[vox-tech] any OTR preferences?

Tue Dec 6 13:33:30 PST 2016

Quoting Bill Broadley (bill at broadley.org):

> Ha, looking at your link and found:
> Because the download integrity for all of these packages is abysmal ....

Yes, I was intending to point out that bit to you in particular, but
couldn't find it on the November 16th blog post -- but I see it's on the
April 2nd original blog post of which the November one is a refresh.

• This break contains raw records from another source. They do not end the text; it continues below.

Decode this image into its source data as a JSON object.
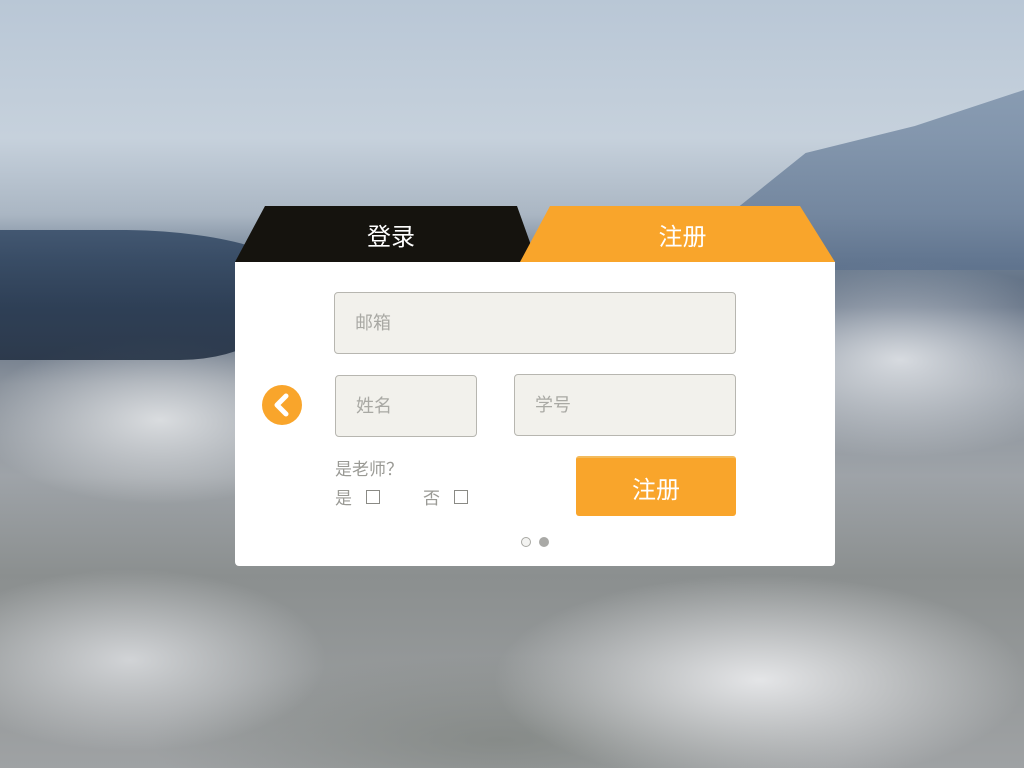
{
  "tabs": {
    "login_label": "登录",
    "register_label": "注册"
  },
  "form": {
    "email_placeholder": "邮箱",
    "name_placeholder": "姓名",
    "student_id_placeholder": "学号",
    "teacher_question": "是老师？",
    "option_yes": "是",
    "option_no": "否",
    "submit_label": "注册"
  },
  "pagination": {
    "total": 2,
    "active_index": 2
  },
  "colors": {
    "accent": "#f9a52b",
    "login_tab": "#15130e",
    "input_bg": "#f2f1ec"
  },
  "icons": {
    "back": "chevron-left-icon"
  }
}
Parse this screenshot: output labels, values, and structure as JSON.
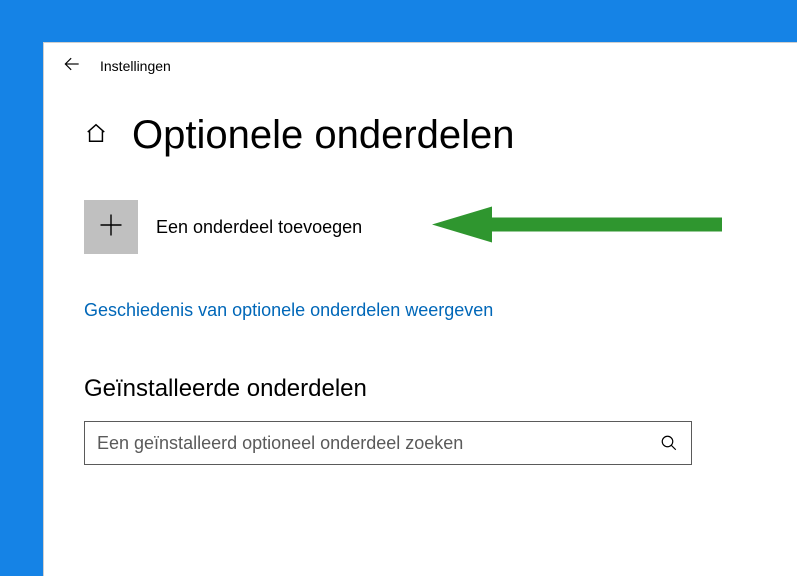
{
  "app": {
    "title": "Instellingen"
  },
  "page": {
    "title": "Optionele onderdelen"
  },
  "add": {
    "label": "Een onderdeel toevoegen"
  },
  "history": {
    "link": "Geschiedenis van optionele onderdelen weergeven"
  },
  "installed": {
    "heading": "Geïnstalleerde onderdelen",
    "search_placeholder": "Een geïnstalleerd optioneel onderdeel zoeken"
  },
  "colors": {
    "desktop": "#1583e6",
    "link": "#0067b8",
    "arrow": "#2f962f"
  }
}
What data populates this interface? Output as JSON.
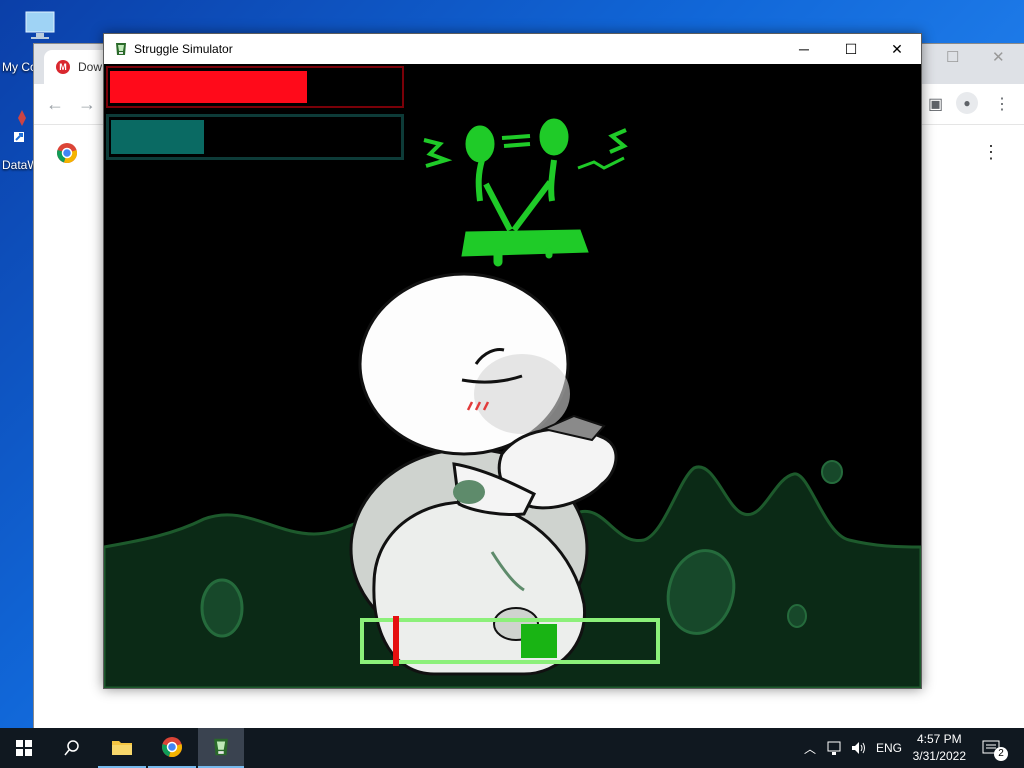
{
  "desktop": {
    "icons": [
      {
        "label": "My Co",
        "icon": "computer-icon"
      },
      {
        "label": "DataW",
        "icon": "shortcut-icon"
      }
    ]
  },
  "browser": {
    "tab_title": "Dow",
    "tab_icon": "mega-icon"
  },
  "game_window": {
    "title": "Struggle Simulator",
    "minimize": "─",
    "maximize": "☐",
    "close": "✕",
    "health_bar": {
      "fill_fraction": 0.68,
      "color": "#ff0a1a",
      "border": "#7a0008"
    },
    "stamina_bar": {
      "fill_fraction": 0.32,
      "color": "#0a6a63",
      "border": "#0d3b38"
    },
    "struggle_meter": {
      "marker_fraction": 0.1,
      "target_fraction": 0.6,
      "frame_color": "#8cf07a",
      "target_color": "#19b414",
      "marker_color": "#e51010"
    }
  },
  "taskbar": {
    "start_icon": "windows-icon",
    "search_icon": "search-icon",
    "apps": [
      "file-explorer-icon",
      "chrome-icon",
      "struggle-simulator-icon"
    ],
    "language": "ENG",
    "time": "4:57 PM",
    "date": "3/31/2022",
    "notification_count": "2"
  }
}
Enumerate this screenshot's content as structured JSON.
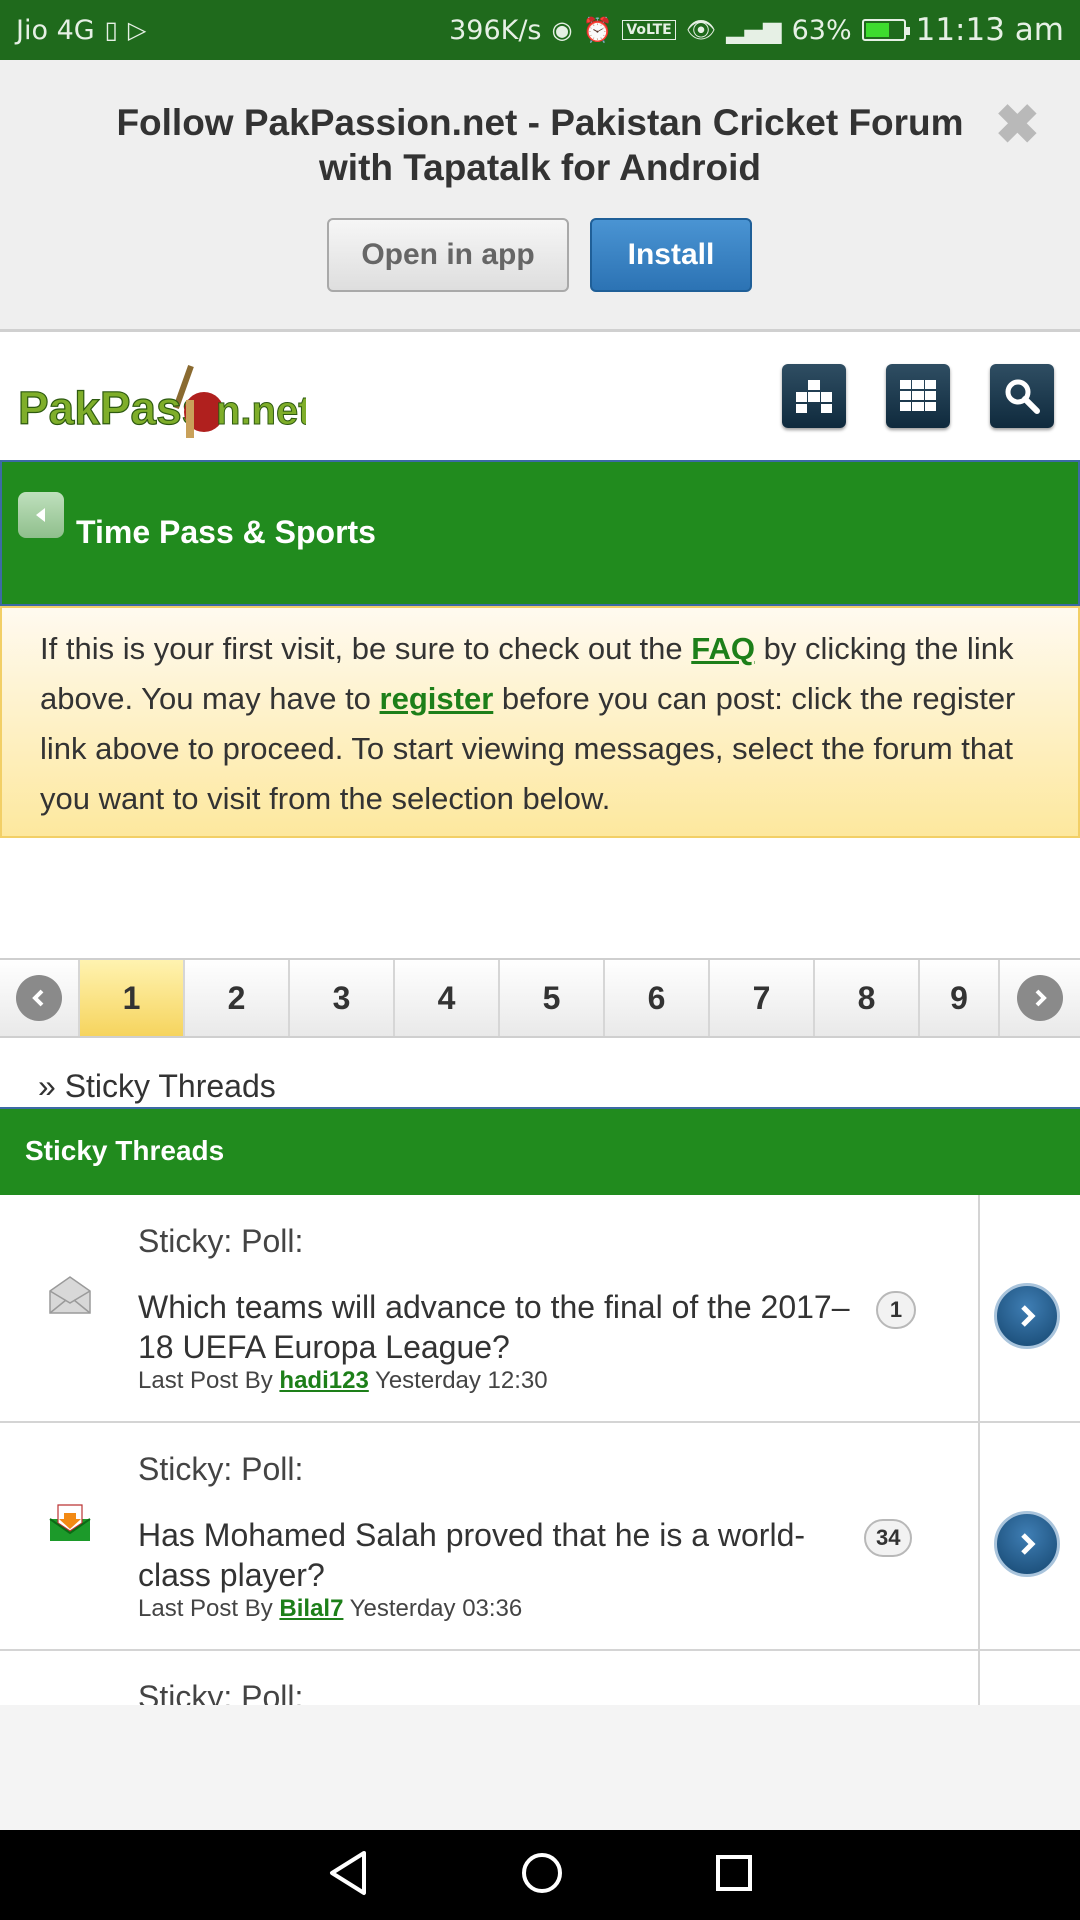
{
  "status_bar": {
    "carrier": "Jio 4G",
    "speed": "396K/s",
    "battery": "63%",
    "battery_level": 0.63,
    "time": "11:13 am"
  },
  "banner": {
    "title_line1": "Follow PakPassion.net - Pakistan Cricket Forum",
    "title_line2": "with Tapatalk for Android",
    "open_label": "Open in app",
    "install_label": "Install",
    "close_icon": "close-icon"
  },
  "header": {
    "logo_text": "PakPassion.net",
    "buttons": [
      "menu-grid-icon",
      "apps-grid-icon",
      "search-icon"
    ]
  },
  "forum": {
    "title": "Time Pass & Sports"
  },
  "notice": {
    "part1": "If this is your first visit, be sure to check out the ",
    "faq_link": "FAQ",
    "part2": " by clicking the link above. You may have to ",
    "register_link": "register",
    "part3": " before you can post: click the register link above to proceed. To start viewing messages, select the forum that you want to visit from the selection below."
  },
  "pagination": {
    "pages": [
      "1",
      "2",
      "3",
      "4",
      "5",
      "6",
      "7",
      "8",
      "9"
    ],
    "active": "1"
  },
  "breadcrumb": "» Sticky Threads",
  "section_title": "Sticky Threads",
  "threads": [
    {
      "prefix": "Sticky: Poll:",
      "title": "Which teams will advance to the final of the 2017–18 UEFA Europa League?",
      "last_post_by_label": "Last Post By",
      "user": "hadi123",
      "time": "Yesterday 12:30",
      "replies": "1",
      "icon": "envelope-read-icon"
    },
    {
      "prefix": "Sticky: Poll:",
      "title": "Has Mohamed Salah proved that he is a world-class player?",
      "last_post_by_label": "Last Post By",
      "user": "Bilal7",
      "time": "Yesterday 03:36",
      "replies": "34",
      "icon": "envelope-new-icon"
    },
    {
      "prefix": "Sticky: Poll:"
    }
  ],
  "colors": {
    "status_green": "#1f6a1c",
    "forum_green": "#218b1e",
    "link_green": "#1d7f19",
    "install_blue": "#2c73b4",
    "notice_yellow": "#fde89e",
    "active_page": "#f6d45e"
  }
}
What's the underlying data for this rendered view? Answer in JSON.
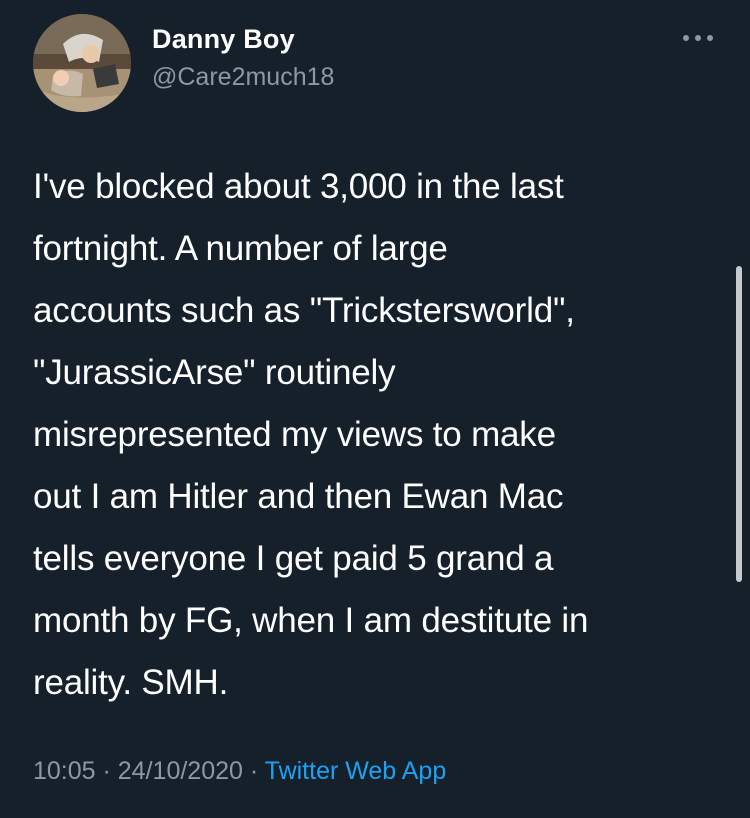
{
  "author": {
    "display_name": "Danny Boy",
    "handle": "@Care2much18",
    "avatar_icon": "profile-photo"
  },
  "menu": {
    "icon": "more-dots-icon"
  },
  "tweet": {
    "lines": [
      "I've blocked about 3,000 in the last",
      "fortnight. A number of large",
      "accounts such as \"Trickstersworld\",",
      "\"JurassicArse\" routinely",
      "misrepresented my views to make",
      "out I am Hitler and then Ewan Mac",
      "tells everyone I get paid 5 grand a",
      "month by FG, when I am destitute in",
      "reality. SMH."
    ]
  },
  "meta": {
    "time": "10:05",
    "separator": " · ",
    "date": "24/10/2020",
    "source": "Twitter Web App"
  },
  "colors": {
    "background": "#15202b",
    "text": "#ffffff",
    "muted": "#8b98a5",
    "link": "#1da1f2"
  }
}
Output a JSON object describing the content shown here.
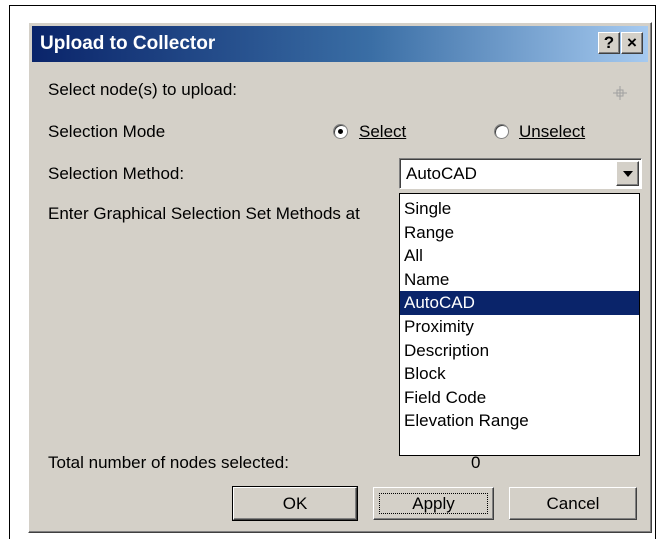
{
  "window": {
    "title": "Upload to Collector",
    "help_button": "?",
    "close_button": "×"
  },
  "labels": {
    "select_nodes": "Select node(s) to upload:",
    "selection_mode": "Selection Mode",
    "selection_method": "Selection Method:",
    "graphical_hint": "Enter Graphical Selection Set Methods at",
    "total_nodes": "Total number of nodes selected:",
    "total_count": "0"
  },
  "radio": {
    "select_label": "Select",
    "unselect_label": "Unselect",
    "selected": "Select"
  },
  "selection_method": {
    "value": "AutoCAD",
    "options": [
      "Single",
      "Range",
      "All",
      "Name",
      "AutoCAD",
      "Proximity",
      "Description",
      "Block",
      "Field Code",
      "Elevation Range"
    ],
    "highlighted": "AutoCAD"
  },
  "buttons": {
    "ok": "OK",
    "apply": "Apply",
    "cancel": "Cancel"
  },
  "colors": {
    "title_start": "#0a246a",
    "title_end": "#a6caf0",
    "face": "#d4d0c8",
    "highlight": "#0a246a"
  },
  "icons": {
    "pick": "crosshair-icon"
  }
}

I notice the refresh article is using keytool instead of sha256sum to
verify the Signal app key's fingerprint, FWIW, not that that does
anything for the basic, larger problem.

> Would be nice to have copperhead OS, then something automated like:
> * launch container/sandbox without rw to /system
> * use google play to download APKs and verify signatures.
> * save downloaded APK to /tmp
> * shutdown container
> * have copperhead install and verify the APKs (after checking they won't
> overwrite copperhead APKs)
> 
> That way no google play services, and no way for google to change any copperhead
> files.

Yes, concur.  For _me_, I don't compelling need for anything from Google
Play, but I realise I'm a mutant.

> For most installing signal via:
> Download the apk.
> Unzip the apk with unzip org.thoughtcrime.securesms.apk
> Verify that the signing key is the official key with keytool -printcert -file
> META-INF/CERT.RSA
> You should see a line with SHA256:
> 29:F3:4E:5F:27:F2:11:B4:24:BC:5B:F9:D6:71:62:C0
> EA:FB:A2:DA:35:AF:35:C1:64:16:FC:44:62:76:BA:26
> Make sure that fingerprint matches (the space was added for formatting).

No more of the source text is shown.